What I want to know is, have you wondered what autism feels like to your child?
What about how it feels like to an anxious little boy, one who only a year ago was nonverbal? I have. When I can stop planning, calling, scheduling (doctor’s, therapists, support coordinators, teachers, pharmacies, you name it), I stop and think. How are they really feeling? Are they as overwhelmed right now as I feel?
Today started out as one of the bad ones. You’ll hear about these; our kids have ups and downs, good days and bad days. He had meltdowns before school, his first meltdown during school, and even one with his favorite therapist. After his second therapy, his wonderful speech therapist came out to have the summary talk.
Let me just take a step back and say my son was barely talking at this time last year. He now does speech at home and school , and works on things like disfluent speech (stuttering because the words come out faster than he can manage), pronouns (he versus she) and increasing his sentence length. He is a smart boy, but he goes into his own place sometimes. She told me she knew he was having a hard time today, so she played a game. What makes me mad or sad? She went first and they had to take turns (to work on conversation skills, too). These are the four things he told her:
Sometimes I get mad when “sun gets in my eyes. It hurts. It’s too much.”
Sometimes I get mad when “it’s too loud. Noises hurt my ears. I don’t like it.”
Sometimes I get mad when “Mandy and Steph (his habilitators) make me do things that are too hard.”
Sometimes I get sad when “Boy (from his school). He’s not nice when he doesn’t listen (Listen to what). That he’s my friend. To stop being mean.”
You may think, wow, that’s sad. Yes, I wish everything was perfect and my son couldn’t name anything that made him mad or sad. But you know what, I’ll take him being able to express his feelings. Mad and sad are two prominent feelings in our house between both of our boys. There was a time not that long ago that he had hour-long sensory meltdowns because he couldn’t tell me what was wrong. I learned to read him when he couldn’t express anything. You will, too.

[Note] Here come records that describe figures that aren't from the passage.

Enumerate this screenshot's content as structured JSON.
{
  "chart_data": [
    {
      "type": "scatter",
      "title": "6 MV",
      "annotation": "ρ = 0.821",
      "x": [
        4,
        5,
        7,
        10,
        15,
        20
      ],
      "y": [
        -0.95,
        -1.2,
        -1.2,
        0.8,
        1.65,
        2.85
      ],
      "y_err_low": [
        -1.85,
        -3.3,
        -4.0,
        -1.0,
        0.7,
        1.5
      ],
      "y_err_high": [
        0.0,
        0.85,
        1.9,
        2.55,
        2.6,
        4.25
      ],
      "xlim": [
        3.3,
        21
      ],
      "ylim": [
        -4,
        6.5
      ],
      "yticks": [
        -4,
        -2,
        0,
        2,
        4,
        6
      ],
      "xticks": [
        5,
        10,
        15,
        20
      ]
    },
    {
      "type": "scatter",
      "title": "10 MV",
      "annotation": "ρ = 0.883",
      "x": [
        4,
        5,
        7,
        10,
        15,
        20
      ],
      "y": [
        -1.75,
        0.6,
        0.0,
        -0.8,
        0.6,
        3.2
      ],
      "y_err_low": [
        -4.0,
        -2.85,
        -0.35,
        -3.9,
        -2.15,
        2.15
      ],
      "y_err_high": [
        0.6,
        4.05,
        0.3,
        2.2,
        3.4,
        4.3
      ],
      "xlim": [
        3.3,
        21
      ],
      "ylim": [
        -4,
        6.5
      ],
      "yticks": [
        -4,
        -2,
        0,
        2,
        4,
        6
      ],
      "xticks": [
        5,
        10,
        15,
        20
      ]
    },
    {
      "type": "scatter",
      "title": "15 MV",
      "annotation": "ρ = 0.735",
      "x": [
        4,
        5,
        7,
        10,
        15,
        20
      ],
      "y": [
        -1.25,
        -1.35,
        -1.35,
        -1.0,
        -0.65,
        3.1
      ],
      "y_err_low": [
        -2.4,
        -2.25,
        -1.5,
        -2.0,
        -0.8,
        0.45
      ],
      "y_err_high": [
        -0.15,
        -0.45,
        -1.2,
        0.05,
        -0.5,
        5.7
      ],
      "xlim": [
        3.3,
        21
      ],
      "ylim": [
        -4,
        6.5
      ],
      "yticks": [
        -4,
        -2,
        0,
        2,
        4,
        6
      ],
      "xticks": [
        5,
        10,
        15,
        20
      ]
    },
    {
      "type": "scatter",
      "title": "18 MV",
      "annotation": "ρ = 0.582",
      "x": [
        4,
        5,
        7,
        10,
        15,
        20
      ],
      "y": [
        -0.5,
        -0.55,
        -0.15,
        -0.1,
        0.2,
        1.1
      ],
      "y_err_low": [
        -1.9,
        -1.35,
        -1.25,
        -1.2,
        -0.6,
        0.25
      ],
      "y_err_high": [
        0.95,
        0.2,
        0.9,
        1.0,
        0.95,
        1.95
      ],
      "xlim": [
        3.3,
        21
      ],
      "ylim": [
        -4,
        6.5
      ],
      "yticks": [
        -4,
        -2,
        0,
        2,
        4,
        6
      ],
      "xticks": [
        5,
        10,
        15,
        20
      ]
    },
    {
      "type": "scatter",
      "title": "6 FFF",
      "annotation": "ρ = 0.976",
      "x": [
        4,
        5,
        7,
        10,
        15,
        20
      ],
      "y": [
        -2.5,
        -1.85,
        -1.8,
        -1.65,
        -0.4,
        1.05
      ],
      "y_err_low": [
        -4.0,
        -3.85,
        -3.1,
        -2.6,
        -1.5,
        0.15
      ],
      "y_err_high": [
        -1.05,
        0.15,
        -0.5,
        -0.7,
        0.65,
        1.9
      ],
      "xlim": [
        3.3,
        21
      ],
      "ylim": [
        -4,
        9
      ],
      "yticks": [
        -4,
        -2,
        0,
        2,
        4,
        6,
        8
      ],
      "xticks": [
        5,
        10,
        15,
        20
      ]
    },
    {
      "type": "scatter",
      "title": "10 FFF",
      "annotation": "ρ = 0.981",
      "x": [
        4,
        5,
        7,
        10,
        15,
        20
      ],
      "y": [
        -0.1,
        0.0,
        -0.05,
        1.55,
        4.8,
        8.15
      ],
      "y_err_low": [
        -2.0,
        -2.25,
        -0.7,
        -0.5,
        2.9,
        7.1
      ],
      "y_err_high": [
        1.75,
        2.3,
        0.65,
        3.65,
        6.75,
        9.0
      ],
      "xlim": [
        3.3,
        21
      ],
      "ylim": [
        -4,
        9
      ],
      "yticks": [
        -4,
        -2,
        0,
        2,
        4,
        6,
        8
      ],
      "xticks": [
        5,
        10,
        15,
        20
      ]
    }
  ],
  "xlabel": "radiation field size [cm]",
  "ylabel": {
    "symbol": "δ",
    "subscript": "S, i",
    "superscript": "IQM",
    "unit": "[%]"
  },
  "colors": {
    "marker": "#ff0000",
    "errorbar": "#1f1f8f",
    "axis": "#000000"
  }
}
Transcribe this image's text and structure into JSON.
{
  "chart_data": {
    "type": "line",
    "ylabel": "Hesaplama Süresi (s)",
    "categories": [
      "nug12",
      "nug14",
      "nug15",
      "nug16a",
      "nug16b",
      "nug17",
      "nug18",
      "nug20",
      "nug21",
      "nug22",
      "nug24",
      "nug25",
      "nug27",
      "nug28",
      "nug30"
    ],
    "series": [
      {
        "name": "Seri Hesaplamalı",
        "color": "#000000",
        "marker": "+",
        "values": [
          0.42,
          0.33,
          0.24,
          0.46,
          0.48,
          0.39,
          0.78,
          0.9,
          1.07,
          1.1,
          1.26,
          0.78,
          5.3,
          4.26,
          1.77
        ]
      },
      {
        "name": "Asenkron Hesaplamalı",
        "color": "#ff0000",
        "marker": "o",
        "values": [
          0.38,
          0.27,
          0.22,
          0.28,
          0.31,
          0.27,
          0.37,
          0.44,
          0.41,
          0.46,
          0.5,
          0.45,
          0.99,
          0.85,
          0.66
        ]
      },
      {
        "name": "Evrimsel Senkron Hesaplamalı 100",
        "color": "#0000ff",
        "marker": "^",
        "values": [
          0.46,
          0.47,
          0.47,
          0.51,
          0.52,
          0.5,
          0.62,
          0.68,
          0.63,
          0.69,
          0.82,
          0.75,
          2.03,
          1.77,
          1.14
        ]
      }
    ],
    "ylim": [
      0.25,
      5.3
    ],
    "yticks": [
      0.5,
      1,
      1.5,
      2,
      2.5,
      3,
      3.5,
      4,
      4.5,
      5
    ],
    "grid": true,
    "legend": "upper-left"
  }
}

You know what, though, he pretty much hit the nail on the head. A boy who only a year ago could say just a few words told a non-family member how he feels. And it’s a pretty good summary if you ask me. His senses feel out of whack, he’s overwhelmed, he doesn’t always like learning new things that are hard and he is having a hard time with peers.
So new parents, please take a step back from the running around, scrambling to do this or that. We all know we have to do these things to get the help they need, but there’s another side you need to remember. Think about how your child is feeling. Ask them.